The family’s single, biggest philanthropic pledge took place in December 2021 when it committed 84.5 million Anta shares – worth HKD9.26 billion or $1.2 billion at that time – to charity. Monies from the share sale will eventually go into the Hemin Foundation, according to an Anta statement; the foundation is set up by the family to mainly focus on public-welfare projects, such as medical assistance, sports, rural revitalisation, and environmental protection, and is part of a combined $1.6 billion in pledged donations to Hemin. Anta said the first tranche from the Foundation of RMB2 billion ($286 million) is being used to build a Grade-A tertiary hospital in Jinjiang called the Shanghai Sixth Fujian Hemin Hospital, and ground-breaking work on the facility has begun.

“Keeping too much wealth is bad for the children and the grandchildren; it will sap them of the drive to work hard,’’ said Ding Hemu, in the video posted on Bilibili, when asked why he gave so much to philanthropy. “Just giving the next generation enough to guarantee their basic livelihood would suffice.”

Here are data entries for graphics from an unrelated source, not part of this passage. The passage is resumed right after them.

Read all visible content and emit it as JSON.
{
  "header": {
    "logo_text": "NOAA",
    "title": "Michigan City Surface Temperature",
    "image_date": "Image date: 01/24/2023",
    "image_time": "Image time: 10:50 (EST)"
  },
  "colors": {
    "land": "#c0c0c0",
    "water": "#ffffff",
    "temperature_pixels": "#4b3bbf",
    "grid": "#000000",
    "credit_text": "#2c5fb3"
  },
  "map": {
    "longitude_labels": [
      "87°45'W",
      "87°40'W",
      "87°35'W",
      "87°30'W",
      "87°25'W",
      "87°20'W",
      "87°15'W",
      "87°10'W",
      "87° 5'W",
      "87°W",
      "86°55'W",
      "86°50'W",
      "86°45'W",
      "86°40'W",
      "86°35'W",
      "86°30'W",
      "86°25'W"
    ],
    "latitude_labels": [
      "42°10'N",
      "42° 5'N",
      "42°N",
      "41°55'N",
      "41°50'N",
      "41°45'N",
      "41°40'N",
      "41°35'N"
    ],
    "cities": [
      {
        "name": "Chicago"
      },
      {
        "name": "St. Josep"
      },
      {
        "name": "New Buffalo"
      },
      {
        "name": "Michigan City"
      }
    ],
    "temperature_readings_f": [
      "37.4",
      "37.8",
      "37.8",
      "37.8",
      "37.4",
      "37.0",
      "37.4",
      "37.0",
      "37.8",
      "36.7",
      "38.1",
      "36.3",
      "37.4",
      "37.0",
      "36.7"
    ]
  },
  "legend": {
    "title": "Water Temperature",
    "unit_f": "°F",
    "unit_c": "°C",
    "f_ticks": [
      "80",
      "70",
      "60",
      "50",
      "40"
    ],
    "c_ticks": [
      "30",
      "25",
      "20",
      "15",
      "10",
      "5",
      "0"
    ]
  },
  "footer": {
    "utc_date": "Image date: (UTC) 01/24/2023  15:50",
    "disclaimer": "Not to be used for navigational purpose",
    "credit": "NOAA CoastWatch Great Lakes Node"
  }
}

Anta’s announcement on starting the charity Hemin Foundation coincided with a so-called “common prosperity” campaign by the Chinese government to close the gap between the rich and poor in the country. First introduced by Chinese President Xi Jinping at a political meeting in August 2021, the concept of involves bettering the income and livelihoods of the rural communities and underprivileged; it also included a push to “regulate excessively high incomes, and encourage high-income people and enterprises to return more to society.” Other Chinese entrepreneurs that made large pledges to charity at around the time of Xi’s speech included Meituan Chairman Wang Xing, who donates $2.3 billion worth of shares in his company to his own philanthropic foundation, and smartphone maker Xiaomi’s co-founder Lei Jun, who announced in July 2021 plans to donate $2.2 billion of shares to two charitable foundations founded by him.

“Wealth is a sensitive subject in China” that needs to be carefully dealt with, said Fu. “But there’s no need to doubt the charitable intent of philanthropic giving by the rich in China, and the good such generosity produces is what ultimately matters.”